The owner has stated time after time his desire to retain the nature, dignity and spirituality of the Springs. His desire is to create a soaking experience that has as little impact on the surroundings as possible . . . Japanese-style rock soaking pools, picnic areas, interpretive trails and a connection back to the origins of these springs in common, modern use with the building of the Great Northern Railway over Stevens' Pass. That history is very rich and needs to be preserved.
What the owner does not want is the bad karma of the authorities and we must be the stewards to educating visitors. That the springs will go commercial is problematic. A caretaker will probably have to be hired, the pools and grounds will have to be maintained . . . and that means a fee to pay for these services. I believe that is fair and if successful, we can look forward to:
- A safe and secure parking area much closer to the Springs than now
- Professionally-crafted rock-soaking pools created by a man with experience
- Properly-developed pools at the other two lower Springs areas instead of the existing muddy pools
- Changing rooms and 'legal' sanitary facilities designed to blend in with the surroundings
- A mixture of 'clothed' and, hopefully, 'clothing-optional' pools spread out over the three hot spring sources
- Access for the handicapped as well as emergency response crews
- The security of a caretaker on premises to control unwanted activities and make our soaking experiences safe and pleasurable
How we get there . . . how we help the new owner manage the morass of red-tape . . . is contingent on how we behave in the coming months as negotiations, permits and paperwork proceed.
We can help by:
- Not bringing undue attention to the Springs. As winter comes upon us, hordes of soakers will descend on the springs, and certainly the authorities will notice the increased traffic in the area. We can help by parking safely and legally, or by carpooling and taking the attention off the number of vehicles parked on the access road or alongside Highway 2.
- Being prepared for the rigors of the hard hike up to the Springs . . . especially in winter. Don't go up there unprepared and inadequately dressed . . . and cause an emergency response and animosity from the authorities.
- Don't affect the site with grandiose plans of your own. They might be interpreted by DCLU as arrogance by the owner and ruin all his efforts.
- Keep the property (and the surrounding Forest Service lands that you have to pass through) clean and as unaffected by your passage as possible. There is no camping allowed on Scenic. Nor are campfires, motor vehicles or pets allowed. Respect that!

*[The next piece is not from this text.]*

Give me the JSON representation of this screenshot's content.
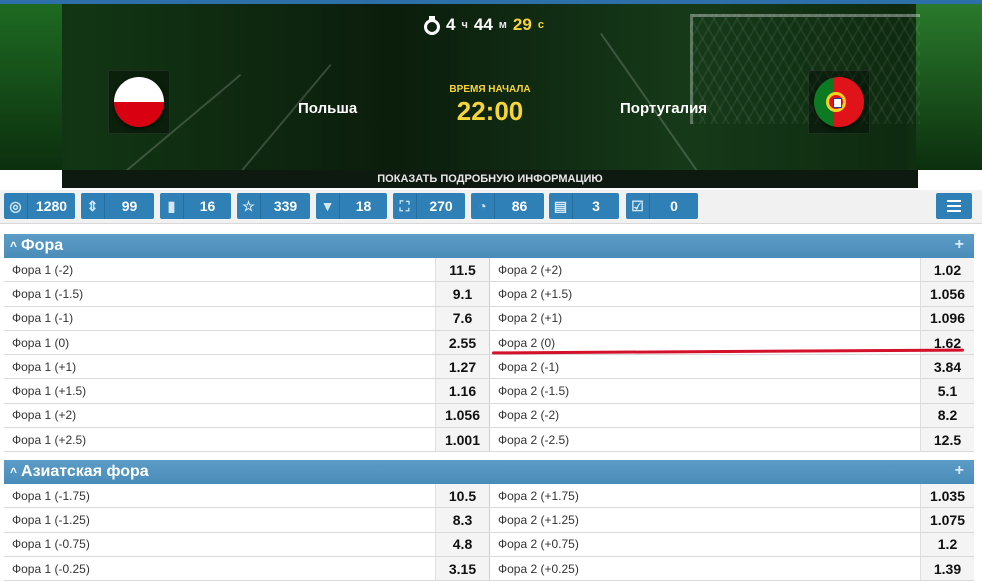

Share you ideas with the owner. Be prepared to go to your legislators to support his plans, if you like them . . . or suggest other, workable ideas. The owner listens, which is one of the factors that has made him likable in the community. You can either post your comments and criticisms here, or by emailing to email@example.com. There is also a link in the sidebar to the right to send in comments, suggestions and criticisms. I can assure you the owner will see all correspondence sent through these channels.
If you have the time, you can volunteer to help in cleanup at Scenic by joining one of the work parties organized by Robert (aka The Naked Gourmet) and other Friends of Scenic. Use the same email address as above to express your willingness to help.
Finally, don't spread the word indiscriminately. Scenic Hot Springs is POSTED - Private Property. There is little we can do to prevent people from walking around the gate and going up to the Springs. They are going to do it, signs or no signs. Nor does the sheriffs department want to get involved with this all over again. So we, as responsible individuals must be prepared to step in and educate, remind and sometimes chastize those who don't give a damn. Teenaged beer bashes are counterproductive.